Feklistova or Feklistov Island (Остров Феклистова; Ostrov Feklistova) is one of the Shantar Islands in Sea of Okhotsk. With an area of 372 km2, it is the second largest in the archipelago.

==Geography==
Feklistova is 24 km west to east and 19.3 km north to south. It lies about 20 km west of Bolshoy Shantar Island, the main island in the group.

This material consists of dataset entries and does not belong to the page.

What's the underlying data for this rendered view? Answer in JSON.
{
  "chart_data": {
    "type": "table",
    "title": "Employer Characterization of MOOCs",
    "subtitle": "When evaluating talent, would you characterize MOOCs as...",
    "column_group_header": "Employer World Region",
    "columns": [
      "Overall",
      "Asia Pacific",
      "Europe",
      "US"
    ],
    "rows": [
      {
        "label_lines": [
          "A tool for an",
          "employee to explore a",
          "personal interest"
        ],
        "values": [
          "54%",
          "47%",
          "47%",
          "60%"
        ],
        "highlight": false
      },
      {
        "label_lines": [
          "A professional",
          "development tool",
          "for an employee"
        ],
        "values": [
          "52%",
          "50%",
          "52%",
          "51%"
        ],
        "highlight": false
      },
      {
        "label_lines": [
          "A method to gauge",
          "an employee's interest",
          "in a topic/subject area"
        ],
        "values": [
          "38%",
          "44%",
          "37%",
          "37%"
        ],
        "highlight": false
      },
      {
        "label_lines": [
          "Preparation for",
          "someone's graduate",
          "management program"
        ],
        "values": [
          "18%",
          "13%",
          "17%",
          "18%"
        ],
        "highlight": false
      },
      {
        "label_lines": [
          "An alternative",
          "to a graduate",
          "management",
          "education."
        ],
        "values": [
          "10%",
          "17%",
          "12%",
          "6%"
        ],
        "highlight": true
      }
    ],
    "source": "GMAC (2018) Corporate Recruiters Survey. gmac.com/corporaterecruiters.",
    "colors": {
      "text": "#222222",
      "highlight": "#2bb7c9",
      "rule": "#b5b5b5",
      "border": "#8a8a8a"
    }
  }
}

Feklistov Island is covered with taiga forest and has a 3 km lake on its northern shore separated from the sea by a spit of land.

Administratively this island belongs to the Khabarovsk Krai of the Russian Federation.

This island is part of the "Kondyor-Feklistov metallogenic belt" (KD) owing to the presence of placers which include minerals like "blacksand platinum".
The "Kondyor-Feklistov metallogenic belt" is one of the major metallogenic belts of Northeast Asia. It is assumed that it formed by an oblique subduction of the oceanic crust of the Mongol-Okhotsk paleoocean under the southern margin of the Siberian continent.

==History==
Between 1852 and 1889, American whaleships cruised for bowhead whales off Feklistova Island. They also anchored in Lebyazhya Bay on the south side of the island to stow down or boil oil, flense whales, and obtain wood and water or shelter from storms. They referred to the anchorage itself as Feklistova Harbor. As many as forty-two ships could be anchored in Lebyazhya Bay at one time.